Speaking professionally, I think librarians – certainly directors and higher – need to get a handle on what their libraries are doing. Obviously continuing good collection practices (development and circulation), services (reference and programs) and access is still required; there is no need to quit doing what we do well. But libraries are doing MORE, and I think in order to do the best we can at whatever that “more” might be we need to figure out what it is. Just having a bunch of computers in a room may not really be the answer.

Oh, I said I needed to mention the metro-nonmetro issue. It only shows up in the cited report, though I suspect we can crank historical numbers as well. The thing is that the national trends are closely correlated to the metro trends (or maybe the other way around). Roughly half the libraries are metro, but they serve easily over 80% of the total population.
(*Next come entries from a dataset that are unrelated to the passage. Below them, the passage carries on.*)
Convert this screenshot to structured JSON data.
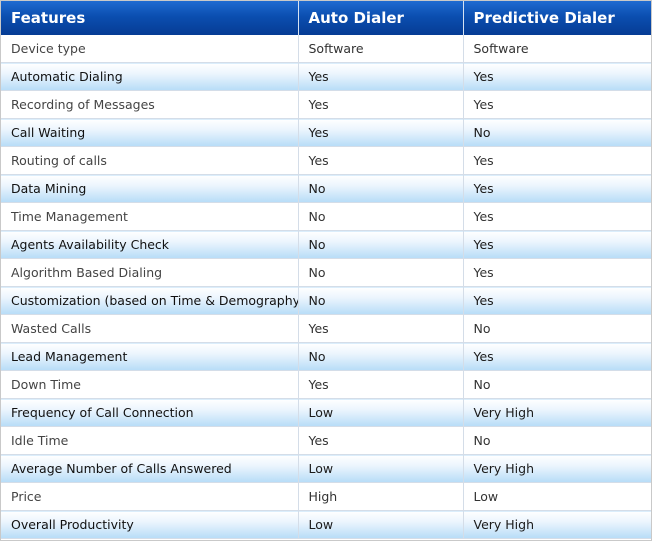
{
  "header": {
    "col1": "Features",
    "col2": "Auto Dialer",
    "col3": "Predictive Dialer"
  },
  "rows": [
    {
      "feature": "Device type",
      "auto": "Software",
      "predictive": "Software"
    },
    {
      "feature": "Automatic Dialing",
      "auto": "Yes",
      "predictive": "Yes"
    },
    {
      "feature": "Recording of Messages",
      "auto": "Yes",
      "predictive": "Yes"
    },
    {
      "feature": "Call Waiting",
      "auto": "Yes",
      "predictive": "No"
    },
    {
      "feature": "Routing of calls",
      "auto": "Yes",
      "predictive": "Yes"
    },
    {
      "feature": "Data Mining",
      "auto": "No",
      "predictive": "Yes"
    },
    {
      "feature": "Time Management",
      "auto": "No",
      "predictive": "Yes"
    },
    {
      "feature": "Agents Availability Check",
      "auto": "No",
      "predictive": "Yes"
    },
    {
      "feature": "Algorithm Based Dialing",
      "auto": "No",
      "predictive": "Yes"
    },
    {
      "feature": "Customization (based on Time & Demography)",
      "auto": "No",
      "predictive": "Yes"
    },
    {
      "feature": "Wasted Calls",
      "auto": "Yes",
      "predictive": "No"
    },
    {
      "feature": "Lead Management",
      "auto": "No",
      "predictive": "Yes"
    },
    {
      "feature": "Down Time",
      "auto": "Yes",
      "predictive": "No"
    },
    {
      "feature": "Frequency of Call Connection",
      "auto": "Low",
      "predictive": "Very High"
    },
    {
      "feature": "Idle Time",
      "auto": "Yes",
      "predictive": "No"
    },
    {
      "feature": "Average Number of Calls Answered",
      "auto": "Low",
      "predictive": "Very High"
    },
    {
      "feature": "Price",
      "auto": "High",
      "predictive": "Low"
    },
    {
      "feature": "Overall Productivity",
      "auto": "Low",
      "predictive": "Very High"
    }
  ]
}
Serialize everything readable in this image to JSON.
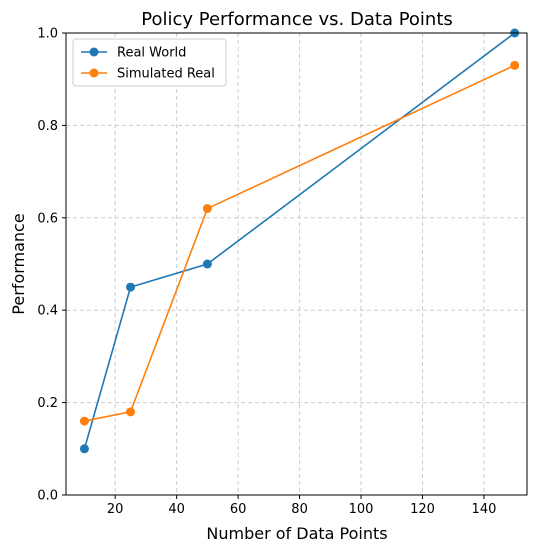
{
  "chart_data": {
    "type": "line",
    "title": "Policy Performance vs. Data Points",
    "xlabel": "Number of Data Points",
    "ylabel": "Performance",
    "xlim": [
      4,
      154
    ],
    "ylim": [
      0,
      1.0
    ],
    "xticks": [
      20,
      40,
      60,
      80,
      100,
      120,
      140
    ],
    "xtick_labels": [
      "20",
      "40",
      "60",
      "80",
      "100",
      "120",
      "140"
    ],
    "yticks": [
      0,
      0.2,
      0.4,
      0.6,
      0.8,
      1.0
    ],
    "ytick_labels": [
      "0.0",
      "0.2",
      "0.4",
      "0.6",
      "0.8",
      "1.0"
    ],
    "grid": true,
    "legend_position": "top-left",
    "x": [
      10,
      25,
      50,
      150
    ],
    "series": [
      {
        "name": "Real World",
        "color": "#1f77b4",
        "values": [
          0.1,
          0.45,
          0.5,
          1.0
        ]
      },
      {
        "name": "Simulated Real",
        "color": "#ff7f0e",
        "values": [
          0.16,
          0.18,
          0.62,
          0.93
        ]
      }
    ]
  }
}
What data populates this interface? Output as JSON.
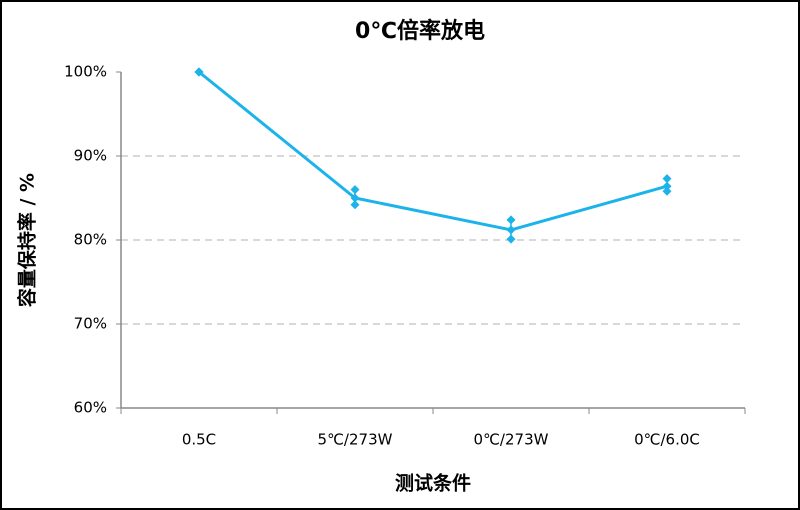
{
  "chart_data": {
    "type": "line",
    "title": "0℃倍率放电",
    "x_label": "测试条件",
    "y_label": "容量保持率 / %",
    "categories": [
      "0.5C",
      "5℃/273W",
      "0℃/273W",
      "0℃/6.0C"
    ],
    "values": [
      100,
      85.0,
      81.2,
      86.4
    ],
    "highs": [
      100,
      86.0,
      82.4,
      87.3
    ],
    "lows": [
      100,
      84.2,
      80.1,
      85.8
    ],
    "color": "#1cb3ea",
    "ylim": [
      60,
      100
    ],
    "yticks": [
      {
        "value": 60,
        "label": "60%"
      },
      {
        "value": 70,
        "label": "70%"
      },
      {
        "value": 80,
        "label": "80%"
      },
      {
        "value": 90,
        "label": "90%"
      },
      {
        "value": 100,
        "label": "100%"
      }
    ],
    "grid": true
  }
}
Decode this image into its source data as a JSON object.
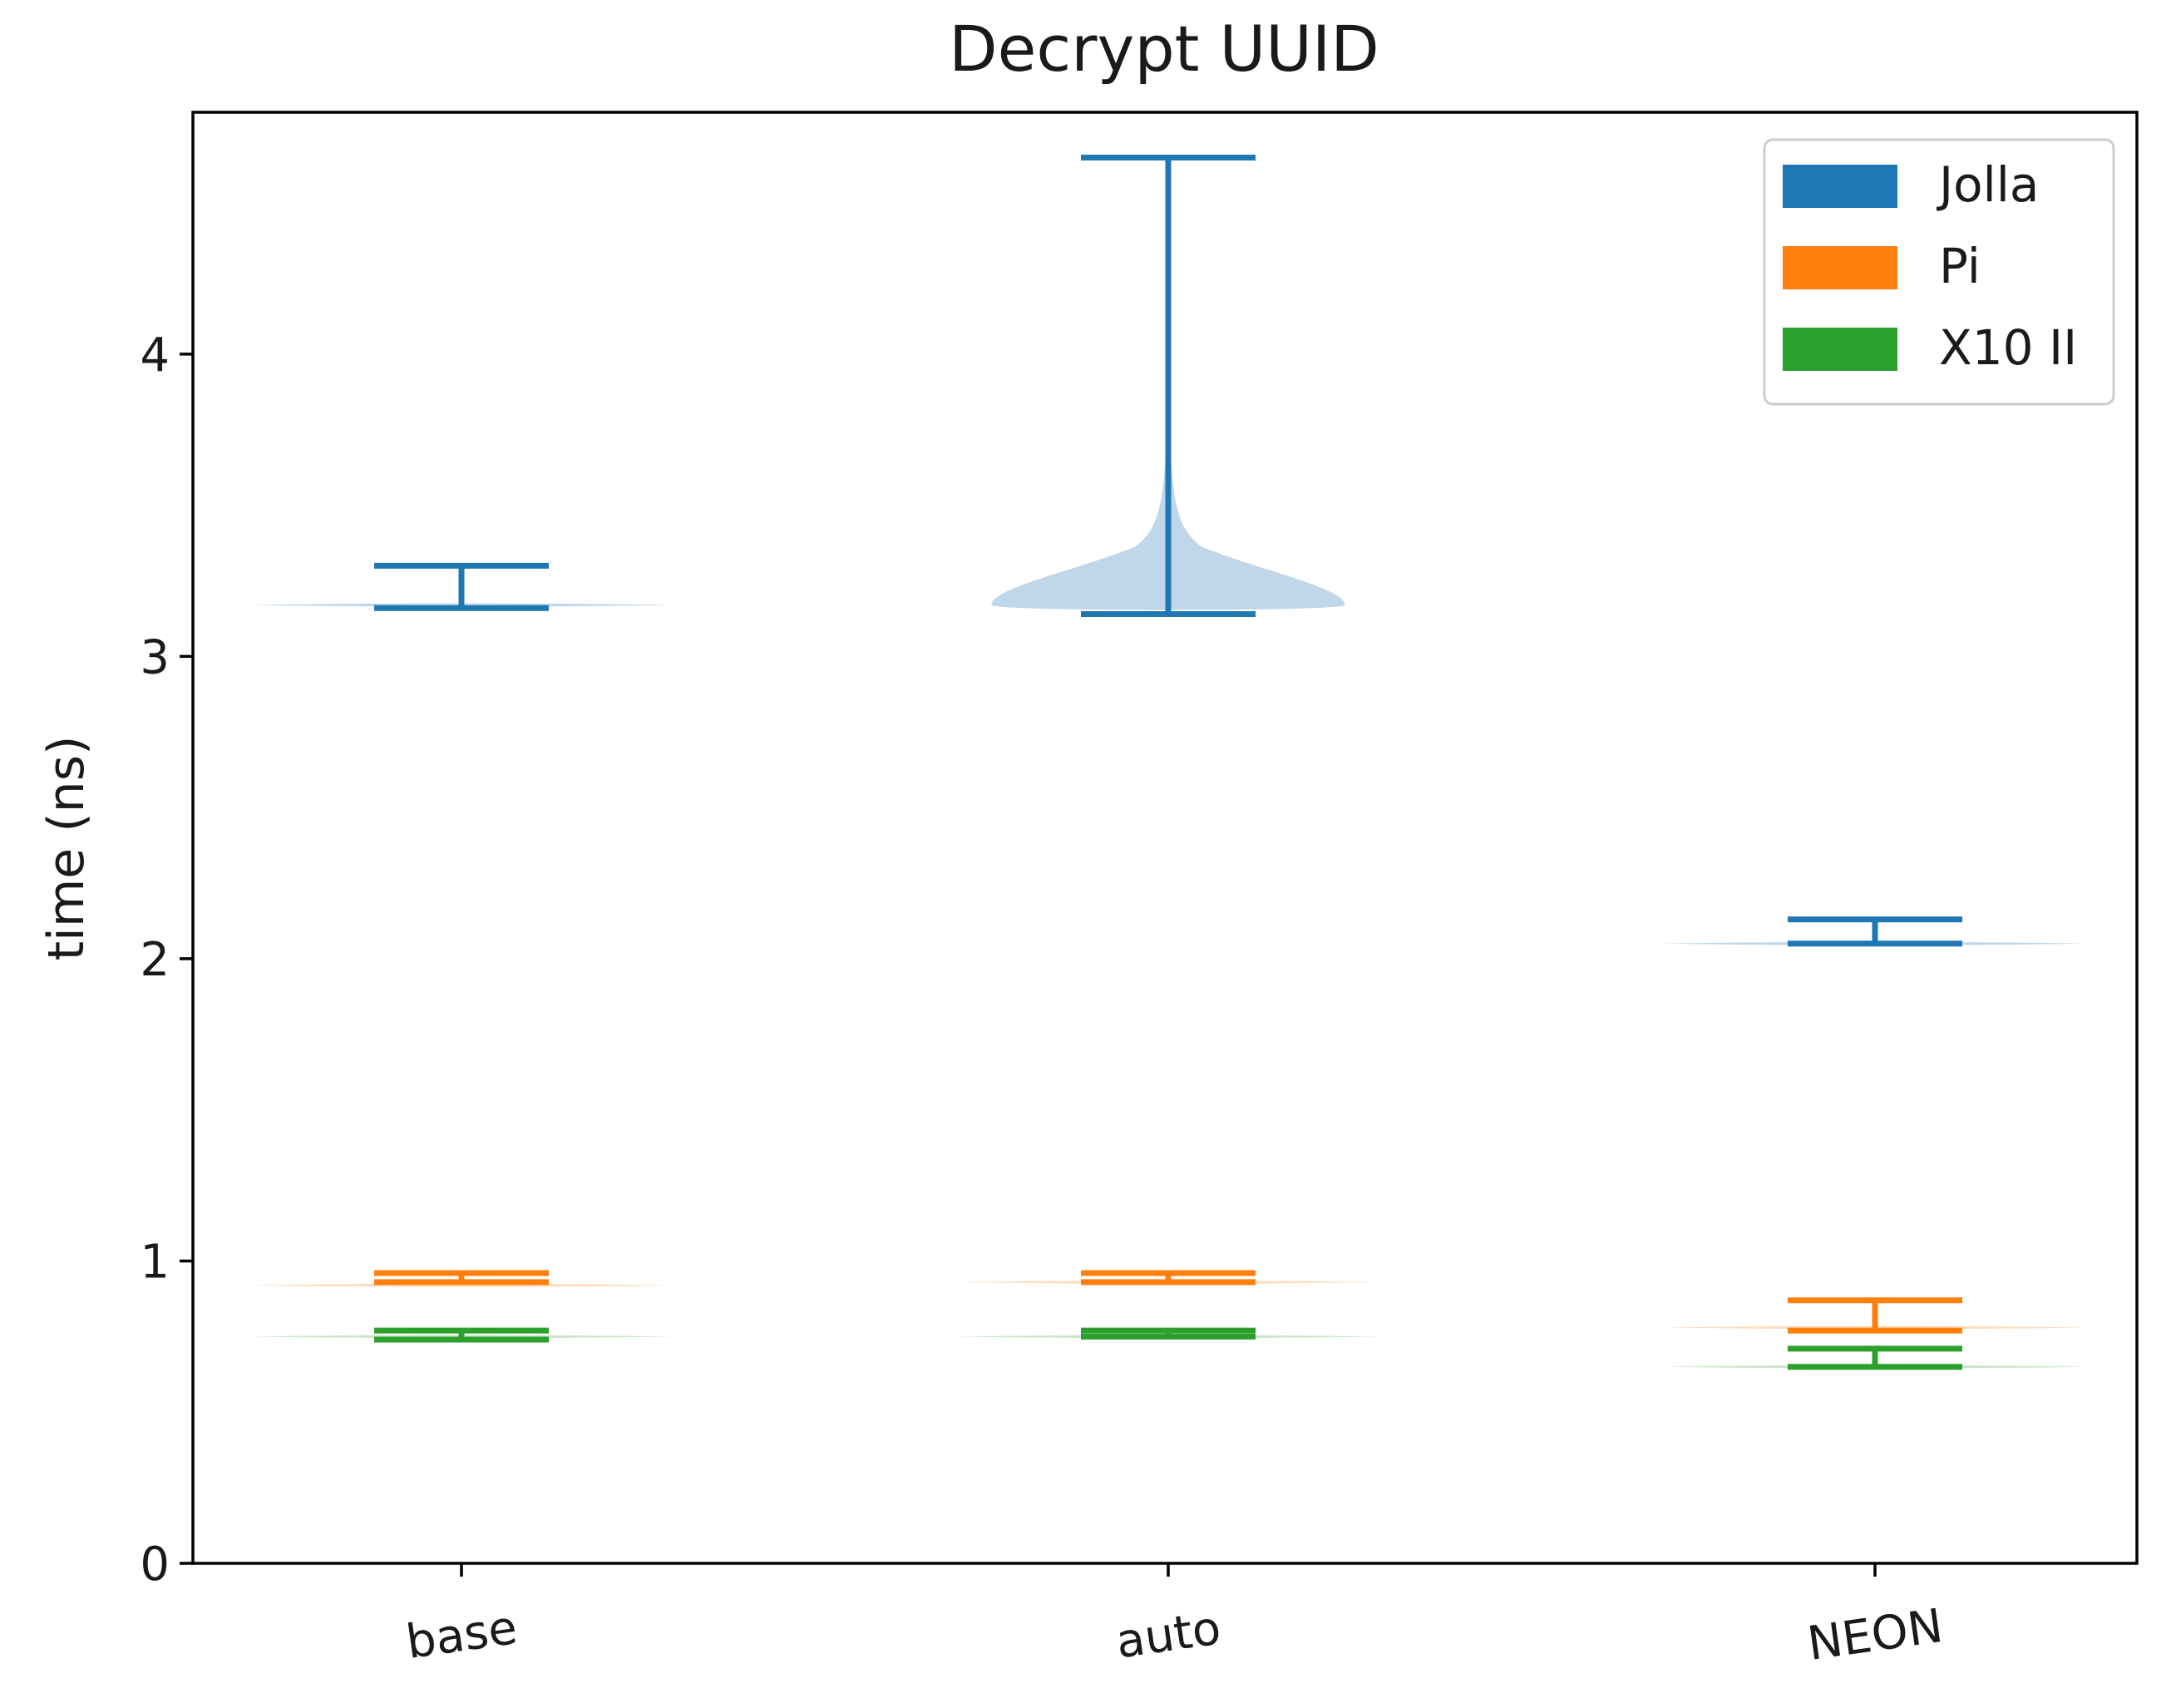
{
  "chart_data": {
    "type": "violin",
    "title": "Decrypt UUID",
    "xlabel": "",
    "ylabel": "time (ns)",
    "categories": [
      "base",
      "auto",
      "NEON"
    ],
    "ylim": [
      0,
      4.8
    ],
    "yticks": [
      0,
      1,
      2,
      3,
      4
    ],
    "grid": false,
    "legend_position": "top-right",
    "series": [
      {
        "name": "Jolla",
        "color": "#1f77b4",
        "fill": "#b9d3e8",
        "violins": [
          {
            "min": 3.16,
            "max": 3.3,
            "body_center": 3.17,
            "body_half_width": 0.6,
            "body_height": 0.03
          },
          {
            "min": 3.14,
            "max": 4.65,
            "body_center": 3.17,
            "body_half_width": 0.5,
            "body_height": 0.6
          },
          {
            "min": 2.05,
            "max": 2.13,
            "body_center": 2.05,
            "body_half_width": 0.6,
            "body_height": 0.03
          }
        ]
      },
      {
        "name": "Pi",
        "color": "#ff7f0e",
        "fill": "#ffd9b8",
        "violins": [
          {
            "min": 0.93,
            "max": 0.96,
            "body_center": 0.92,
            "body_half_width": 0.6,
            "body_height": 0.02
          },
          {
            "min": 0.93,
            "max": 0.96,
            "body_center": 0.93,
            "body_half_width": 0.6,
            "body_height": 0.02
          },
          {
            "min": 0.77,
            "max": 0.87,
            "body_center": 0.78,
            "body_half_width": 0.6,
            "body_height": 0.03
          }
        ]
      },
      {
        "name": "X10 II",
        "color": "#2ca02c",
        "fill": "#c4e4c4",
        "violins": [
          {
            "min": 0.74,
            "max": 0.77,
            "body_center": 0.75,
            "body_half_width": 0.6,
            "body_height": 0.02
          },
          {
            "min": 0.75,
            "max": 0.77,
            "body_center": 0.75,
            "body_half_width": 0.6,
            "body_height": 0.02
          },
          {
            "min": 0.65,
            "max": 0.71,
            "body_center": 0.65,
            "body_half_width": 0.6,
            "body_height": 0.02
          }
        ]
      }
    ]
  }
}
Thus the correlation. This shows up particularly well in the details.

In the non-metro areas, visits per capita, while lower than both the national average and the metro average, have also been increasing at a fairly high rate over the decade. However, circulation per capita has remained fairly flat. (I’m assuming that the somewhat lower than national circ per cap number is in the range I would find if I could dig out metro/non-metro numbers from the earlier reports – it seems supported by the other numbers but the assumption instead of actual data needs noted.) The consequence of this is that while metro circ per visit numbers have stayed fairly flat, circ per visit for non-metro numbers have continued on a downward trend.

That means that half the libraries in the nation have an even greater need to identify what they’re doing and how to do it better. Total visits are increasing, but NONE of the new visitors appear to be checking anything out.

There is some implication that part of the difference is electronic media that can be circulated. Metro libraries have just about doubled the proportion of collection that is electronic, while non-metro numbers are still in the 5% range. It is possible that non-electronic circulation per capita is actually flat as it is for non-metro and that the increase that makes circ per visit flat comes from increasing electronic circulation. However, there are no numbers by which to check this.

The one constant that shows is that libraries are NOT being killed by the internet, nor by electronic media; at least, not yet. The biggest problem many of them face, however, is budget controllers who THINK they’re being killed by the internet and so are cutting funding. I don’t know if we’re at the bone yet, but if not it’s getting close. That will have an inevitable impact on performance.